FOR IMMEDIATE RELEASE
December 13, 2016
 
CONTACT
Kiki Hubbard, Organic Seed Alliance, (406) 544-8946, kristina@seedalliance.org
 
 New Report Helps Organic Farmers Extend Their Vegetable Season 
Data points to promising varieties for off-season production in the Pacific Northwest 
 
Port Townsend, WA – Organic Seed Alliance (OSA) released a report today that details variety trial results for storage cabbages, storage onions, overwintering chicories, and overwintering purple sprouting broccoli. The trials were grown in multiple locations on the Olympic Peninsula from 2014 through 2016, with the goal of identifying which of these crop varieties perform best in this Washington region. The trial evaluations focused on agronomic, storage, and culinary qualities.
 
Washington agriculture excels in producing high-value specialty crops, especially vegetables, during the prime growing seasons, but the organic produce industry remains dependent on imported crops during the winter and early spring months. Farmers are eager to expand their production of overwintering and storage crops to retain customers throughout the winter. Chefs, produce retailers and the general public increasingly demand locally grown vegetables with exceptional flavor and culinary qualities all year long.
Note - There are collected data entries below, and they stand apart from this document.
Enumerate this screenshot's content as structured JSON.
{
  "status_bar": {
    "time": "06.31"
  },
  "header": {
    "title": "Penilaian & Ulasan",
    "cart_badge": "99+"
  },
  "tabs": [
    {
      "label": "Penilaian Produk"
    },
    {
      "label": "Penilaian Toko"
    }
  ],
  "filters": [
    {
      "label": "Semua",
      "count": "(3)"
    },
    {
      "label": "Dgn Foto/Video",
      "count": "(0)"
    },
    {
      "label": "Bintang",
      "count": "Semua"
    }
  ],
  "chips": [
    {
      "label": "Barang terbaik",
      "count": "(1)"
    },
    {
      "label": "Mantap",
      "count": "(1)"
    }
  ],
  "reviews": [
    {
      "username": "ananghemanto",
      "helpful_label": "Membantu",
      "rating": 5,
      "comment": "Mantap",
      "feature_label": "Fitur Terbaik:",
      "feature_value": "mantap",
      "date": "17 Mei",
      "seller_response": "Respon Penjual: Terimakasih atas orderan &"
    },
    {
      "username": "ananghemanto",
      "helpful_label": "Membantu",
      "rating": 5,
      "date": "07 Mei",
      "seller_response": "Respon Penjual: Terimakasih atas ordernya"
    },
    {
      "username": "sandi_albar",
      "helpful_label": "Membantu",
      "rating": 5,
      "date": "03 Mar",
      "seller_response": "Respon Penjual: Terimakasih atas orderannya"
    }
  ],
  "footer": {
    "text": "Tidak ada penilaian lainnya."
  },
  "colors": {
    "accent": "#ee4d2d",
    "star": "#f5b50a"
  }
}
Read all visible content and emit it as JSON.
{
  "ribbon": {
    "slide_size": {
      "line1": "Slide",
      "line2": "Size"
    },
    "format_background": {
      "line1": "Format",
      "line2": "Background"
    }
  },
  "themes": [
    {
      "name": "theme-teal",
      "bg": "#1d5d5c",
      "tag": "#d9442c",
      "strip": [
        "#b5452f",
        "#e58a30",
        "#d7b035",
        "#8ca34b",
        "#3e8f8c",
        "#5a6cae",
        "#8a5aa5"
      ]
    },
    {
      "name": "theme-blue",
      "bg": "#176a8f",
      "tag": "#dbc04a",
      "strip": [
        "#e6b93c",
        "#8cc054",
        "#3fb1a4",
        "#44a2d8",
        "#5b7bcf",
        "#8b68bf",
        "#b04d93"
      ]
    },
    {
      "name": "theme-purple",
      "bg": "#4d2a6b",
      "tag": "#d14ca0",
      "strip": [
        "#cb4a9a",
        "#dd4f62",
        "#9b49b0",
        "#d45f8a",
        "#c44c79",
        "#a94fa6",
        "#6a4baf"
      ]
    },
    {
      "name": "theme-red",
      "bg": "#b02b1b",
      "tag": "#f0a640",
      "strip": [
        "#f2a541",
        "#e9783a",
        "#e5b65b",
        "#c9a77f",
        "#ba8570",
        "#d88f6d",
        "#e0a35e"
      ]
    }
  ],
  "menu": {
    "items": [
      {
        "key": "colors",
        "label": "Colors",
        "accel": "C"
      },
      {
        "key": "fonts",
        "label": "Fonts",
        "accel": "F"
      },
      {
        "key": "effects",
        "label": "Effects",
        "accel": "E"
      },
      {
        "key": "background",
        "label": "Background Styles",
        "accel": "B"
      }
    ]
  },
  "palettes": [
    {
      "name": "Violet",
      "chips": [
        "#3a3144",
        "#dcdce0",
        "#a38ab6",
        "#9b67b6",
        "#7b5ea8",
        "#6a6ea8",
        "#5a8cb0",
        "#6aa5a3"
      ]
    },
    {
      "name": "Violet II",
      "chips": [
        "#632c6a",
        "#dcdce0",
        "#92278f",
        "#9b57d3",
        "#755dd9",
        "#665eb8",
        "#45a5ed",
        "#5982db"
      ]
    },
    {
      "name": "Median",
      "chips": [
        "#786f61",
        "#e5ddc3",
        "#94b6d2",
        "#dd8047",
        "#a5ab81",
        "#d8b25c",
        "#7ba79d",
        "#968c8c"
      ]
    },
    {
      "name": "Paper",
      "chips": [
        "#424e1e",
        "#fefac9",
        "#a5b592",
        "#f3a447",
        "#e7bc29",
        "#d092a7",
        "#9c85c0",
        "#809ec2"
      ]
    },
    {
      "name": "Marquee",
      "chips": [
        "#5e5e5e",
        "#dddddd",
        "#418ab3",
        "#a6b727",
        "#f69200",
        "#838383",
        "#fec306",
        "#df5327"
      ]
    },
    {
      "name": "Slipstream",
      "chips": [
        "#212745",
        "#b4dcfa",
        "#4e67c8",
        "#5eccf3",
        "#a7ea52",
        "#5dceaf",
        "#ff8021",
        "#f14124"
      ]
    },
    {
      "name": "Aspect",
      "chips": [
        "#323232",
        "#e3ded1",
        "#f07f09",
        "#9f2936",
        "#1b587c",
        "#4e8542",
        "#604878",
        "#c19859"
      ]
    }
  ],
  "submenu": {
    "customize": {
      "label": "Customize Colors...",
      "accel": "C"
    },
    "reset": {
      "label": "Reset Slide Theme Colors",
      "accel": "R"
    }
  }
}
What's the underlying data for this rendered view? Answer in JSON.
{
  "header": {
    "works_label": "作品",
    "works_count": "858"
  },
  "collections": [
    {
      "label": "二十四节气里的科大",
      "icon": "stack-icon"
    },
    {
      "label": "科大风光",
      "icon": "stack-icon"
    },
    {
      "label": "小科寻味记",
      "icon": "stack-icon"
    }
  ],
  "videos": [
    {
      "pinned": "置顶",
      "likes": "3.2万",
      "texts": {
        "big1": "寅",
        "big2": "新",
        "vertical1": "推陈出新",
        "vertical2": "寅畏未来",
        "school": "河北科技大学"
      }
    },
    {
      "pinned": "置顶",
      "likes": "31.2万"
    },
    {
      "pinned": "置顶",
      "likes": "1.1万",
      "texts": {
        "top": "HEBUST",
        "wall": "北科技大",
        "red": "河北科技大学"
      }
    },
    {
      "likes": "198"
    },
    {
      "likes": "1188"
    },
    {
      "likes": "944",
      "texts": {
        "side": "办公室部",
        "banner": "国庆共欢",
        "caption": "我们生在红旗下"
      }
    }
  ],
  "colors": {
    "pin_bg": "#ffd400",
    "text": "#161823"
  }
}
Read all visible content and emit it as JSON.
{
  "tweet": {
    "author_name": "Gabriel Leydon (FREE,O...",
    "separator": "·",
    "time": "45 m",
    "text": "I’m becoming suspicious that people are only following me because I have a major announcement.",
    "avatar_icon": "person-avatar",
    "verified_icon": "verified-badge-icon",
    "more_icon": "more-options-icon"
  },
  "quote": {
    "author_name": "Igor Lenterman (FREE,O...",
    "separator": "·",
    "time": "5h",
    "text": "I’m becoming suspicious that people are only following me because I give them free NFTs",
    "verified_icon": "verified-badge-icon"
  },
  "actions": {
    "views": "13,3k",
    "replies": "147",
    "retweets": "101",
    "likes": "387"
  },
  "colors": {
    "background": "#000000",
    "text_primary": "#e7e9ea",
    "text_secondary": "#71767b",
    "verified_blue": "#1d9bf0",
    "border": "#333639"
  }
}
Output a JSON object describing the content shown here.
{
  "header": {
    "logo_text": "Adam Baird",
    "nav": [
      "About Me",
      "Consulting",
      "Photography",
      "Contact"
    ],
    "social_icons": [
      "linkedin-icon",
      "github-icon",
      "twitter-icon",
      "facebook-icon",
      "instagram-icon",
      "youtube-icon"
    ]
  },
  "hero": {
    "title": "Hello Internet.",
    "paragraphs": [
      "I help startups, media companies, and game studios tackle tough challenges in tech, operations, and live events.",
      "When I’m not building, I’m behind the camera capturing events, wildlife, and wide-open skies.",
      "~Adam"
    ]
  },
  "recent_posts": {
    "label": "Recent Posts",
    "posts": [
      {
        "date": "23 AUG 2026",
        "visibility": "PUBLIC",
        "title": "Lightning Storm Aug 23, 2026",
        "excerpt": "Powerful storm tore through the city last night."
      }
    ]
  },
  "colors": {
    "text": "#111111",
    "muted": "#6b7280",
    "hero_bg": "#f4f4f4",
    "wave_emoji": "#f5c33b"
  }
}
The off-season represents a significant market opportunity to expand regional production of key vegetable crops.
 
The four crops included in the project were identified as priorities through focus groups, farmer gatherings, and roundtable discussions that included diverse stakeholders – from farmers to processors to distributors. 
 
The report released today includes data collected on nearly 90 varieties evaluated during two production cycles over a three-year period. The data and discussion focuses primarily on flavor, storability, winter hardiness and general product quality.
 
Vegetable Crops for Season Extension in the Pacific Northwest: 2014 – 2016 Trial Results is available for free download at http://seedalliance.org/publications.
 
This project is supported by the Washington State Department of Agriculture’s Specialty Crop Block Grant Program.